En 1845, Bossan voyage en Italie et en Sicile pour fuir des créanciers et découvre l’architecture siculo-normande et byzantine qui devait durablement influencer la définition d’une nouvelle architecture religieuse. Quelques années plus tard (1852), la rencontre providentielle avec le Curé d’Ars achève sa conversion au catholicisme. C’est à Palerme que l’architecte élabore les premiers projets pour Fourvière – entre 1845 et 1847 – dans une recherche plastique inédite qui arrive à maturité au début des années 1850. Bossan puise dans les litanies de la Vierge les sources symboliques et mystiques qui inspirent l’architecture de la basilique. À celles-ci s’ajoutent des sources grecques et bibliques dans le dessein de « façonner » une Jérusalem mystique, matérialisée en Acropole protectrice de la cité avec ses hautes murailles et ses quatre tours. Le projet a plus de vingt ans au moment où s’engagent les travaux en 1872 et près de cinquante ans s’écoulent entre sa conception et la consécration de la basilique en juin 1896.

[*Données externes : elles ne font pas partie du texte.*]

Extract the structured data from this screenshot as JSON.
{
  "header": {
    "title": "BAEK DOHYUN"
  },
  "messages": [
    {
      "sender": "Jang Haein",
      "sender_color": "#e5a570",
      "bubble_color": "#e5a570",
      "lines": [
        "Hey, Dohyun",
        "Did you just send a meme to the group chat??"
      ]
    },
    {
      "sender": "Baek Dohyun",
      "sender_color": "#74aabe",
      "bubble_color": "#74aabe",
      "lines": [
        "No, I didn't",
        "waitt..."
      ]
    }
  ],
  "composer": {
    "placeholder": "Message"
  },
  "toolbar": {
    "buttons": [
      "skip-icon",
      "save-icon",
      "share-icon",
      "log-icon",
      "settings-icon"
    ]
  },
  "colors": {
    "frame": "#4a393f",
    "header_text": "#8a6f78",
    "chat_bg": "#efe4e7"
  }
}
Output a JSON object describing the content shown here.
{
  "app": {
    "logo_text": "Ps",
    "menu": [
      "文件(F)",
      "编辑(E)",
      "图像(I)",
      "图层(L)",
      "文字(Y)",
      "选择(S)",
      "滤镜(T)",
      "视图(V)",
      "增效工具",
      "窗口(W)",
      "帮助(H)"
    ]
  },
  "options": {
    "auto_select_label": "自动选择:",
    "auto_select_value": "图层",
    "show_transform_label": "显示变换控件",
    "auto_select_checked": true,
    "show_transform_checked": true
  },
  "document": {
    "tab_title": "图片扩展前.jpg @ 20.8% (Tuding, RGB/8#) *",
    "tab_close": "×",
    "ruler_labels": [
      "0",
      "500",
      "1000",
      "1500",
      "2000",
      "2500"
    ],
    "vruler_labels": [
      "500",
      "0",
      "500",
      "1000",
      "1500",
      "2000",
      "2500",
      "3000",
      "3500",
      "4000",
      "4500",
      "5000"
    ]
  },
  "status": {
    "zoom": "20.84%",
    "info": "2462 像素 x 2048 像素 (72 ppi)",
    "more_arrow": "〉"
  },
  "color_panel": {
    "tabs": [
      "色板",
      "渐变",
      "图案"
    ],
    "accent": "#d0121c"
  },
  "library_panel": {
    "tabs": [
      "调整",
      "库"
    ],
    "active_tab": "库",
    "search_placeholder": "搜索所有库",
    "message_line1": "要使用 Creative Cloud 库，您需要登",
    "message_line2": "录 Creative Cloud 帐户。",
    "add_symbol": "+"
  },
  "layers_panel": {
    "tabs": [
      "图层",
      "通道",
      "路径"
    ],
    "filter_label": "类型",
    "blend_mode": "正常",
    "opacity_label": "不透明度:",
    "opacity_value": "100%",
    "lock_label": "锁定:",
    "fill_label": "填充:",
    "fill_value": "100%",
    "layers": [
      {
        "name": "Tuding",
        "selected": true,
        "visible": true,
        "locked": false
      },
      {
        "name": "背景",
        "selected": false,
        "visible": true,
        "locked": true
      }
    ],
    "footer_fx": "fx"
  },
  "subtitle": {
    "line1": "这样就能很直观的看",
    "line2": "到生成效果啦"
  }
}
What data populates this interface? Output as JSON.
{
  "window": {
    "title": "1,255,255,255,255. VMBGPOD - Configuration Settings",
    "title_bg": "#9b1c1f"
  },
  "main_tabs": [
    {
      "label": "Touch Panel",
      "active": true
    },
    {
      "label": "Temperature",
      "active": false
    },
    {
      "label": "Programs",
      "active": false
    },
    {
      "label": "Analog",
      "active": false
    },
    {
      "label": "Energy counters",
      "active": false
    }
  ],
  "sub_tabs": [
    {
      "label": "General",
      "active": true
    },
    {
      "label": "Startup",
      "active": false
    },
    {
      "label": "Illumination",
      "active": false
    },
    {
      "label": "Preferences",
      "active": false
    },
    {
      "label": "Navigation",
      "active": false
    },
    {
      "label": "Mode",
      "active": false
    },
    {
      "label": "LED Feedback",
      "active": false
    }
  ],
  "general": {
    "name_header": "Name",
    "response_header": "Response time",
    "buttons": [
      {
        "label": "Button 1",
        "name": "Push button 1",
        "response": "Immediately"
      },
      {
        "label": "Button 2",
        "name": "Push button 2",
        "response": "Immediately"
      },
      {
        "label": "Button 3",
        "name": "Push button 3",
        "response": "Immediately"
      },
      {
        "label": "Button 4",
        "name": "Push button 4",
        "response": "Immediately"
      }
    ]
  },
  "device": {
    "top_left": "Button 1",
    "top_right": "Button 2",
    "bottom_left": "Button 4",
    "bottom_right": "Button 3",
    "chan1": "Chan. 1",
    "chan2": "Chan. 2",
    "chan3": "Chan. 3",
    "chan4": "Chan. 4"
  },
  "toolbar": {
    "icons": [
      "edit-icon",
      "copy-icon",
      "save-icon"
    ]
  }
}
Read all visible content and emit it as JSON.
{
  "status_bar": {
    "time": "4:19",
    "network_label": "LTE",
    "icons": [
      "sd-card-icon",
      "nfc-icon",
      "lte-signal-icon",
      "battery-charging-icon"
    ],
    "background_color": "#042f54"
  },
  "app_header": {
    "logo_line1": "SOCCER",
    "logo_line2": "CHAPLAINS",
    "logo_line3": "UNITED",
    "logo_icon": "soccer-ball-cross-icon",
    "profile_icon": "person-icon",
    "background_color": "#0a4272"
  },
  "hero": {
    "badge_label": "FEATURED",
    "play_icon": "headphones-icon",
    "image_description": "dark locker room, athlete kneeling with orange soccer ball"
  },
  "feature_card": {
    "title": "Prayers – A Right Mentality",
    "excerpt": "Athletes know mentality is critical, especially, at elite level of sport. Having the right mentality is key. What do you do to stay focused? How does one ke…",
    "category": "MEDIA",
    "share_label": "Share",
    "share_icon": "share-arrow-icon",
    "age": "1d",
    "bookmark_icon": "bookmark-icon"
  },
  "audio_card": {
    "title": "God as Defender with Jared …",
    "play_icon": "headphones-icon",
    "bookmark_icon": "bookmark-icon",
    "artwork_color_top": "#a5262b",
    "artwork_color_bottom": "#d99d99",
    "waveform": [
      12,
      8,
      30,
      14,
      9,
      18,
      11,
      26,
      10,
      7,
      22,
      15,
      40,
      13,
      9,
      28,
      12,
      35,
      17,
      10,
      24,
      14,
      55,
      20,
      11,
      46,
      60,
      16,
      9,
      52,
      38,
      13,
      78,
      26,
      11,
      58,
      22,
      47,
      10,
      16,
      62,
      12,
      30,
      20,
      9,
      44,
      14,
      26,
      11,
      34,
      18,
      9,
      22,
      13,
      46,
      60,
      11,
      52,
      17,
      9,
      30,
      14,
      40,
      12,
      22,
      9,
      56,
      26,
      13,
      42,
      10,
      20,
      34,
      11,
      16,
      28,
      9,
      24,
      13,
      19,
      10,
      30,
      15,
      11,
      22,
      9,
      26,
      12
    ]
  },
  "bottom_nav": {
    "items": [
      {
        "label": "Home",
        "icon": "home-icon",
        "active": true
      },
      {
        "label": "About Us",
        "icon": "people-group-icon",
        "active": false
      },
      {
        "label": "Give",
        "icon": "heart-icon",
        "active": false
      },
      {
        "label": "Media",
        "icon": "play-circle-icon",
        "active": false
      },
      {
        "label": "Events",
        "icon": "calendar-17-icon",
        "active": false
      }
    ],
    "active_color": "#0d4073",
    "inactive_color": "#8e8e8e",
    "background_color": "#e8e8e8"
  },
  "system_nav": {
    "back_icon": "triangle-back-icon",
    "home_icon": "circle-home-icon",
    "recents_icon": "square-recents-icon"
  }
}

…Bossan défendant invariablement l’idée d’une union des arts…
Quarante ans durant, Fourvière s’impose comme un véritable laboratoire de formes dans lequel l’architecte et ses élèves puisent l’âme et la plastique de leurs travaux. Fourvière est aussi un chantier permanent qui voit se succéder plusieurs générations d’architectes, de sculpteurs, de mosaïstes et de peintres-verriers animés par l’œuvre commune dans une subordination consentie des arts liturgiques à l’architecture ; Bossan défendant invariablement l’idée d’une union des arts. Cette association d’idées se réalise à la faveur de collaborations privilégiées qui s’instaurent avec l’orfèvre lyonnais Thomas-Joseph Armand-Calliat (1822-1901) mais encore les sculpteurs Charles Dufraine (1827-1900) et Paul-Émile Millefaut (1847-1907) qui signe en particulier la Vierge du maître-autel de Fourvière en 1885.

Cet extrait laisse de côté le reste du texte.